Tempestades de fogo descontroladas e nevascas de brasas rodopiantes, relata ele, são o que estamos testemunhando agora na Califórnia, um estado que normalmente sofre incêndios florestais durante junho, julho e agosto. Os bairros queimam “até as fundações sob uma imponente nuvem pirocúmulo que normalmente é encontrada acima de vulcões em erupção” e os incêndios geram “ventos com força de furacão e relâmpagos que acendem incêndios a quilômetros de distância”.
Estes incêndios semelhantes a ciclones assemelham-se mais aos bombardeamentos incendiários de Hamburgo ou Dresden durante a Segunda Guerra Mundial do que aos incêndios florestais do passado. Eles são quase impossíveis de controlar.
Você pode ver uma entrevista que fiz com Vaillant aqui.
“O incêndio quer aumentar”, disse-me Vaillant. “Todos sabemos que o calor sobe até as copas das árvores e absorve o vento abaixo porque precisa de oxigênio o tempo todo. Portanto, é útil pensar no fogo como uma entidade que respira. Absorve oxigênio de todos os lados e sobe até a arquitetura das árvores, criando assim um efeito de chaminé. O fogo fica mais feliz, mais enérgico, mais carismático e dinâmico, de certa forma, nas copas das árvores e absorve o vento abaixo. À medida que o calor aumenta, à medida que toda a árvore é envolvida, há um aumento no calor e no vento, que então se acumula por si próprio e se torna quase uma máquina que se autoperpetua. “Se as condições forem quentes, secas e com vento suficiente, as chamas começarão a saltar de uma xícara para outra.”
O calor libera vapor, hidrocarbonetos dos combustíveis ao seu redor, e é por isso que vemos “bolas de fogo explosivas e enormes ondas de chamas saindo de grandes incêndios boreais, porque esse é o vapor superaquecido que sobe e depois se inflama. Imaginemos uma lata de gás vazia: mesmo que não contenha muito líquido, explodirá espetacularmente. Bem, isso é realmente o que o fogo permite na floresta, que todos esses hidrocarbonetos sejam liberados nesta nuvem de gás que então se inflama. É quando vemos especialmente um incêndio boreal em pleno andamento. É chamado de rank 6. É comparável a um furacão de categoria 5.”

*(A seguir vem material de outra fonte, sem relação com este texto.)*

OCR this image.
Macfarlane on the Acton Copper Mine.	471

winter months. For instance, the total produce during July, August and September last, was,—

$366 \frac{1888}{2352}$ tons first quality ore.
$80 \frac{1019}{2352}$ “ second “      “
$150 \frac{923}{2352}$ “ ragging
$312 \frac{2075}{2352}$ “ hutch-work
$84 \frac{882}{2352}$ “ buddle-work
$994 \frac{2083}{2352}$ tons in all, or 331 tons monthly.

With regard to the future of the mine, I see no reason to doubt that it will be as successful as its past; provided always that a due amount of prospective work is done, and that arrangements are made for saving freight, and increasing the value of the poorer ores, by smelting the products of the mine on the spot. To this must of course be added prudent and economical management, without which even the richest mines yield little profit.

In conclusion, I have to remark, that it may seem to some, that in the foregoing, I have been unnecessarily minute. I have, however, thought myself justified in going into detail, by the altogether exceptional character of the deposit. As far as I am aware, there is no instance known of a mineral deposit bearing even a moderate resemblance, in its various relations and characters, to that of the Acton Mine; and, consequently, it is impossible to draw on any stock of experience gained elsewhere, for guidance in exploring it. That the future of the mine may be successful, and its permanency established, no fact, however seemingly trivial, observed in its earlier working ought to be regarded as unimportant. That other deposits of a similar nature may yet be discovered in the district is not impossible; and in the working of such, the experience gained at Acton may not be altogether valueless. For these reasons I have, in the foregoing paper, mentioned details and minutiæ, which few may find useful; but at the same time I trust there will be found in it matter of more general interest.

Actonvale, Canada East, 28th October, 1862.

Quando as casas e os edifícios ficam muito quentes, libertam hidrocarbonetos, tal como as árvores. Vaillant chama os edifícios modernos de “dispositivos incendiários”. Eles são preenchidos com produtos petroquímicos e muitas vezes revestidos com produtos petrolíferos, como telhas de vinil e alcatrão. Quando os incêndios aumentam as temperaturas acima de 1.400 graus, o revestimento do vinil, as telhas de alcatrão, as colas e os laminados de madeira compensada vaporizam.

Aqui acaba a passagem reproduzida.